When Britain hosted the Eurovision Song Contest in the 70s, 80s and 90s, they didn’t mention The Troubles in Northern Ireland because the Brits knew how to play by the Eurovision rules. Even the dubious types like the current Labour Party leader Jeremy Corbyn, who was among the most overt IRA supporters, remained silent during Eurovision, when the British capital was flooded with tourists.

 

There are also neo-Nazis marching in Finland and Sweden but they of course aren’t shown in their video postcards.

 

 Eurovision village in Tel Aviv (Photo: EPA)
Eurovision village in Tel Aviv (Photo: EPA)

 

Thus, when Culture and Sports Minister Miri Regev thought the prestigious singing competition was an opportunity to score some political points, it was made clear to her that it was a waste of time. To her credit, she quickly realized that Eurovision is bigger than her, and there is no need for any government intervention at all.

 

For the tourists who flood the streets of Tel Aviv, it’s an opportunity to see Israel with their own eyes and not through the eyes of local news broadcasters. Yes, this is an expensive country but with amazing restaurants, rich nightlife and magnificent beaches.

 

The local media in Eurovision countries portrays Israel through the lens of the occupation.
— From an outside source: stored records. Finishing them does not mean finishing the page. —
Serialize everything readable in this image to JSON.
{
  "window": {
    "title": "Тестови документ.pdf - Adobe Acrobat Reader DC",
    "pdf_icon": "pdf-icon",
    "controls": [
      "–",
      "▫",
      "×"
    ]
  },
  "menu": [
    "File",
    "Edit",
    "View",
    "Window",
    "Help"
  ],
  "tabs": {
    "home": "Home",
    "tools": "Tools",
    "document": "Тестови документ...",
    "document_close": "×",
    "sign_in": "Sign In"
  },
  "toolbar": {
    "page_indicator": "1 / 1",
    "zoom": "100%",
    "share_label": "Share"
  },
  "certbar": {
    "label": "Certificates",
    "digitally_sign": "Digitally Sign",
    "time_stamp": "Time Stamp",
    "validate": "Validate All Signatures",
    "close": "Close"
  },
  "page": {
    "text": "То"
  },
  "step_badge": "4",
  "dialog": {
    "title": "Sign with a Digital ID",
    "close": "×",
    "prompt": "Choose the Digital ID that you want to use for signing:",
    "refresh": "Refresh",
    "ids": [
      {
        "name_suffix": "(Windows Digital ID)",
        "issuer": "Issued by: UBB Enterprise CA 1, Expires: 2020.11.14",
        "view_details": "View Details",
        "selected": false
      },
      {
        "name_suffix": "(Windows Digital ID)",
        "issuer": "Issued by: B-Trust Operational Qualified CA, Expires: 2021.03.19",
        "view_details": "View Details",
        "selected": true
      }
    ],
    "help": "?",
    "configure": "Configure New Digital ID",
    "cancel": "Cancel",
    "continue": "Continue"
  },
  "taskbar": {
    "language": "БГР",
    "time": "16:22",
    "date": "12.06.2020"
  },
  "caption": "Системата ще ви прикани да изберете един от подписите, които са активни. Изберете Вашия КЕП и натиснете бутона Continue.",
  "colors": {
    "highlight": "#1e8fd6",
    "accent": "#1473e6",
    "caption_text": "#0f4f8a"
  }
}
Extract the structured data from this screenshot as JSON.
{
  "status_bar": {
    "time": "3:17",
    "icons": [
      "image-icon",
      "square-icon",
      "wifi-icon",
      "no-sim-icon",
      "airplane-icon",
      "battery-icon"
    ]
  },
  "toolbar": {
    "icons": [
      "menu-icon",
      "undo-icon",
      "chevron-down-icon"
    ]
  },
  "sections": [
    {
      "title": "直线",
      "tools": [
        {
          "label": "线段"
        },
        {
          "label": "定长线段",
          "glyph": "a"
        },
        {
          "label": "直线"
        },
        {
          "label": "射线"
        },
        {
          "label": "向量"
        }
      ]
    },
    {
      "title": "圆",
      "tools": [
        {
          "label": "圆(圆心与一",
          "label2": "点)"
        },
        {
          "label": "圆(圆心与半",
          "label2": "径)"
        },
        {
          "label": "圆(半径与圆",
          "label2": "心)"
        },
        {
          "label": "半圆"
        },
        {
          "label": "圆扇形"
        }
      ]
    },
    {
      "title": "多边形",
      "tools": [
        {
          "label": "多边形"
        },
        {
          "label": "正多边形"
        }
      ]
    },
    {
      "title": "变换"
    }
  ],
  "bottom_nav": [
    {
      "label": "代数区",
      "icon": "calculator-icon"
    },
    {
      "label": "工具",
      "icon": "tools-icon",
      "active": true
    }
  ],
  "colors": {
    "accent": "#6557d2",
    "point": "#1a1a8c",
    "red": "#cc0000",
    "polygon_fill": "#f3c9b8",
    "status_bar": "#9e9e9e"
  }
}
This is evident in almost every survey conducted in those countries, which expose a negative view of Israel (because of that biased and generally anti-Israel media). But now it’s the people's chance to see Israel differently.

 

One Israeli organization, however, decided the anti-Israeli propaganda the Europeans are exposed to in their home countries is not enough. Breaking the Silence activists want more. This is why they put up a huge billboard on the Ayalon Highway, inviting guests to propaganda tours, which they say expose Israel’s crimes.

 

This organization doesn’t believe that Israel is a democratic state, nor does it tell those embarking on their tours along the Gaza border that Hamas supports the destruction of the Jewish state, and that the terror group rejected all reasonable proposals made to them, which would have resulted in the lifting of the Gaza blockade. According to Breaking the Silence, Hamas is the hero and Israel is the villain in this conflict.

 

Israel is a democracy, where it’s acceptable - and even encouraged - to criticize the government. It’s unfortunate that instead of allowing this apolitical event to go on without interference, there are those who insist on using this opportunity to spread anti-Israel propaganda.